Friday, December 8, 2017


As I am unfamiliar with "hash tags" ignore the one above.  The point I want to make is that there were 228,000 new jobs in the month of November, 2017, alone.  None of the applicants wanted to replace Rudolph the Red-nosed Reindeer.  

Now Rudolph is 78 years old (!) and Santa Legree still expects him to haul the sled full of presents (to say nothing of Santa himself who clearly hasn't missed any meals) as well as drag any work-shy reindeer along behind him.

This is hardly work for a 78 year old.  Rudolph should have been allowed to retire 16 years ago!  But, no, Santa "depends" on him and Rudolph, not being any smarter than he needs to be, buys it every year.

He's led an active, athletic life, but:  it's also true that he only has to be a jock once a year.  Arguably, few of us have 364 days off.

I propose this - instead of cookies and milk (or Scotch and cashews in the more affluent households) -  that we all put up a sign instead that reads "Let Rudolph Retire!"

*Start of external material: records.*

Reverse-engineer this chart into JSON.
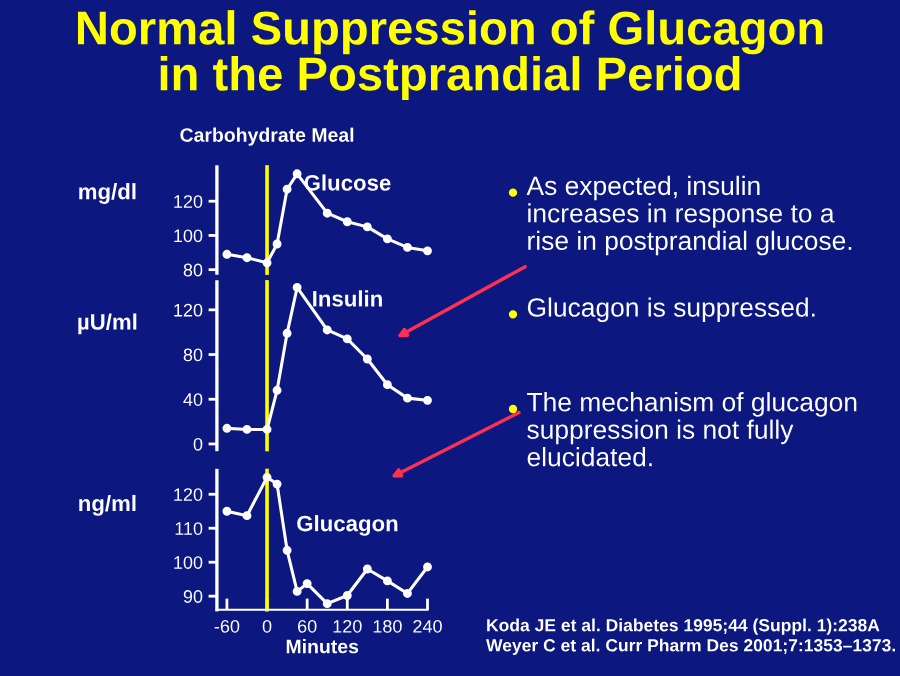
{
  "chart_data": [
    {
      "type": "line",
      "title": "Normal Suppression of Glucagon in the Postprandial Period",
      "ylabel": "mg/dl",
      "xlim": [
        -75,
        240
      ],
      "ylim": [
        78,
        140
      ],
      "yticks": [
        80,
        100,
        120
      ],
      "tick_labels": "y",
      "marker": "circle",
      "line_style": "solid",
      "grid": false,
      "ref_lines": [
        {
          "axis": "x",
          "value": 0,
          "label": "Carbohydrate Meal",
          "color": "#ffff00"
        }
      ],
      "series": [
        {
          "name": "Glucose",
          "color": "#ffffff",
          "x": [
            -60,
            -30,
            0,
            15,
            30,
            45,
            90,
            120,
            150,
            180,
            210,
            240
          ],
          "values": [
            89,
            87,
            84,
            95,
            127,
            136,
            113,
            108,
            105,
            98,
            93,
            91
          ]
        }
      ]
    },
    {
      "type": "line",
      "ylabel": "µU/ml",
      "xlim": [
        -75,
        240
      ],
      "ylim": [
        -5,
        145
      ],
      "yticks": [
        0,
        40,
        80,
        120
      ],
      "tick_labels": "y",
      "marker": "circle",
      "line_style": "solid",
      "grid": false,
      "ref_lines": [
        {
          "axis": "x",
          "value": 0,
          "color": "#ffff00"
        }
      ],
      "series": [
        {
          "name": "Insulin",
          "color": "#ffffff",
          "x": [
            -60,
            -30,
            0,
            15,
            30,
            45,
            90,
            120,
            150,
            180,
            210,
            240
          ],
          "values": [
            14,
            13,
            13,
            48,
            99,
            140,
            102,
            94,
            76,
            53,
            41,
            39
          ]
        }
      ]
    },
    {
      "type": "line",
      "ylabel": "ng/ml",
      "xlabel": "Minutes",
      "xlim": [
        -75,
        240
      ],
      "xticks": [
        -60,
        0,
        60,
        120,
        180,
        240
      ],
      "ylim": [
        86,
        127
      ],
      "yticks": [
        90,
        100,
        110,
        120
      ],
      "marker": "circle",
      "line_style": "solid",
      "grid": false,
      "ref_lines": [
        {
          "axis": "x",
          "value": 0,
          "color": "#ffff00"
        }
      ],
      "series": [
        {
          "name": "Glucagon",
          "color": "#ffffff",
          "x": [
            -60,
            -30,
            0,
            15,
            30,
            45,
            60,
            90,
            120,
            150,
            180,
            210,
            240
          ],
          "values": [
            115,
            113.7,
            125,
            123,
            103.5,
            91.4,
            93.7,
            87.8,
            90.2,
            98,
            94.5,
            90.8,
            98.6
          ]
        }
      ]
    },
    {
      "type": "other",
      "annotations": [
        "As expected, insulin increases in response to a rise in postprandial glucose.",
        "Glucagon is suppressed.",
        "The mechanism of glucagon suppression is not fully elucidated.",
        "Koda JE et al. Diabetes 1995;44 (Suppl. 1):238A",
        "Weyer C et al. Curr Pharm Des 2001;7:1353–1373."
      ]
    }
  ]
}
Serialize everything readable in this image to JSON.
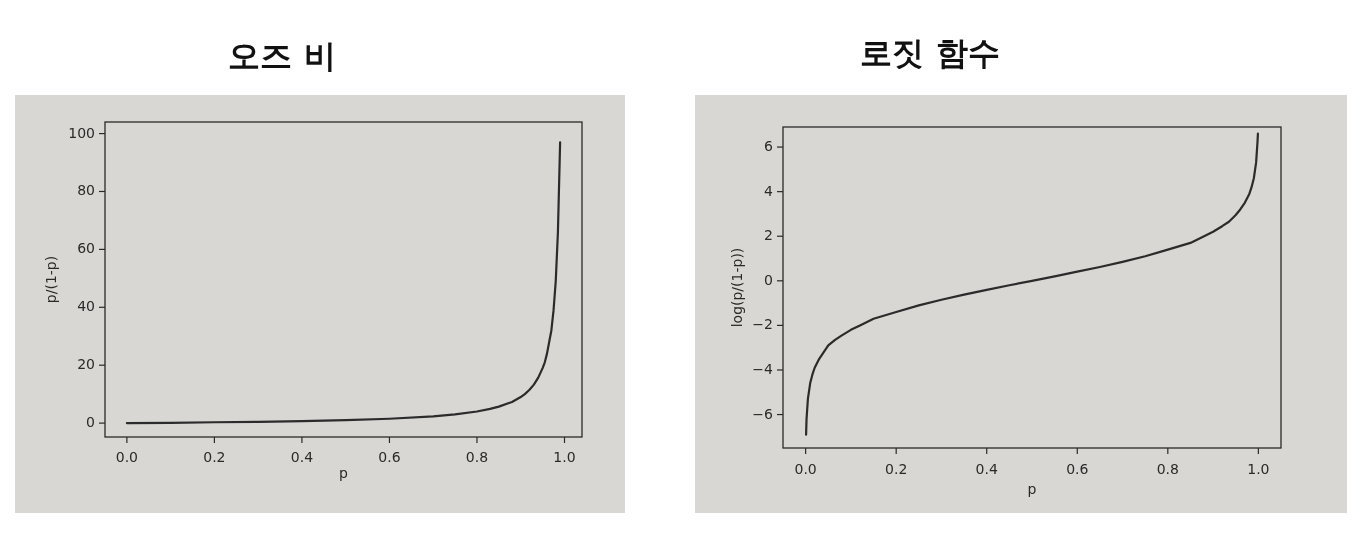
{
  "chart_data": [
    {
      "type": "line",
      "title": "오즈 비",
      "xlabel": "p",
      "ylabel": "p/(1-p)",
      "color": "#2b2b2b",
      "x": [
        0,
        0.1,
        0.2,
        0.3,
        0.4,
        0.5,
        0.6,
        0.7,
        0.75,
        0.8,
        0.83,
        0.85,
        0.88,
        0.9,
        0.91,
        0.92,
        0.93,
        0.94,
        0.95,
        0.955,
        0.96,
        0.965,
        0.97,
        0.975,
        0.98,
        0.985,
        0.99
      ],
      "values": [
        0,
        0.1,
        0.3,
        0.4,
        0.7,
        1,
        1.5,
        2.3,
        3,
        4,
        4.9,
        5.7,
        7.3,
        9,
        10.1,
        11.5,
        13.3,
        15.7,
        19,
        21,
        24,
        28,
        32,
        39,
        49,
        66,
        97
      ],
      "xlim": [
        -0.05,
        1.04
      ],
      "ylim": [
        -4.8,
        104
      ],
      "xticks": [
        {
          "value": 0,
          "label": "0.0"
        },
        {
          "value": 0.2,
          "label": "0.2"
        },
        {
          "value": 0.4,
          "label": "0.4"
        },
        {
          "value": 0.6,
          "label": "0.6"
        },
        {
          "value": 0.8,
          "label": "0.8"
        },
        {
          "value": 1,
          "label": "1.0"
        }
      ],
      "yticks": [
        0,
        20,
        40,
        60,
        80,
        100
      ]
    },
    {
      "type": "line",
      "title": "로짓 함수",
      "xlabel": "p",
      "ylabel": "log(p/(1-p))",
      "color": "#2b2b2b",
      "x": [
        0.001,
        0.002,
        0.005,
        0.01,
        0.015,
        0.02,
        0.03,
        0.04,
        0.05,
        0.065,
        0.08,
        0.1,
        0.12,
        0.15,
        0.2,
        0.25,
        0.3,
        0.35,
        0.4,
        0.45,
        0.5,
        0.55,
        0.6,
        0.65,
        0.7,
        0.75,
        0.8,
        0.85,
        0.88,
        0.9,
        0.92,
        0.935,
        0.95,
        0.96,
        0.97,
        0.98,
        0.985,
        0.99,
        0.995,
        0.998,
        0.999
      ],
      "values": [
        -6.9,
        -6.2,
        -5.3,
        -4.6,
        -4.2,
        -3.9,
        -3.5,
        -3.2,
        -2.9,
        -2.65,
        -2.45,
        -2.2,
        -2,
        -1.7,
        -1.4,
        -1.1,
        -0.85,
        -0.62,
        -0.41,
        -0.2,
        0,
        0.2,
        0.41,
        0.62,
        0.85,
        1.1,
        1.4,
        1.7,
        2,
        2.2,
        2.45,
        2.65,
        2.95,
        3.2,
        3.5,
        3.9,
        4.2,
        4.6,
        5.3,
        6.2,
        6.6
      ],
      "xlim": [
        -0.05,
        1.05
      ],
      "ylim": [
        -7.5,
        6.9
      ],
      "xticks": [
        {
          "value": 0,
          "label": "0.0"
        },
        {
          "value": 0.2,
          "label": "0.2"
        },
        {
          "value": 0.4,
          "label": "0.4"
        },
        {
          "value": 0.6,
          "label": "0.6"
        },
        {
          "value": 0.8,
          "label": "0.8"
        },
        {
          "value": 1,
          "label": "1.0"
        }
      ],
      "yticks": [
        {
          "value": -6,
          "label": "−6"
        },
        {
          "value": -4,
          "label": "−4"
        },
        {
          "value": -2,
          "label": "−2"
        },
        0,
        2,
        4,
        6
      ]
    }
  ]
}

You may be worried that  if Santa (the red fatso) doesn't get his treats, he will be very cross with you and, in a fit of pique, could just say to himself, "No presents for these people!"

But:  Mrs. Clause put a lot of time and effort into getting you just what you wanted and she can be quite shrewish from the sheer fatigue of satisfying everyone.  She is not going to go for this At All.

Pithy comments about fat husbands who most certainly do not need additional food supplements are bound to fly until at least mid-January and because Santa is secretly afraid of her, he wouldn't dare bring back a sack of undelivered stuff.  "Nobody home" is not going to fly as an excuse at all. 

Thus, no worries; you'll get all you ordered.  But don't forget to eat/drink the treats yourself while you make a big sign that reads "FREE RUDOLPH!" (Santa doesn't know what a hash tag is either.  Just leave it off.)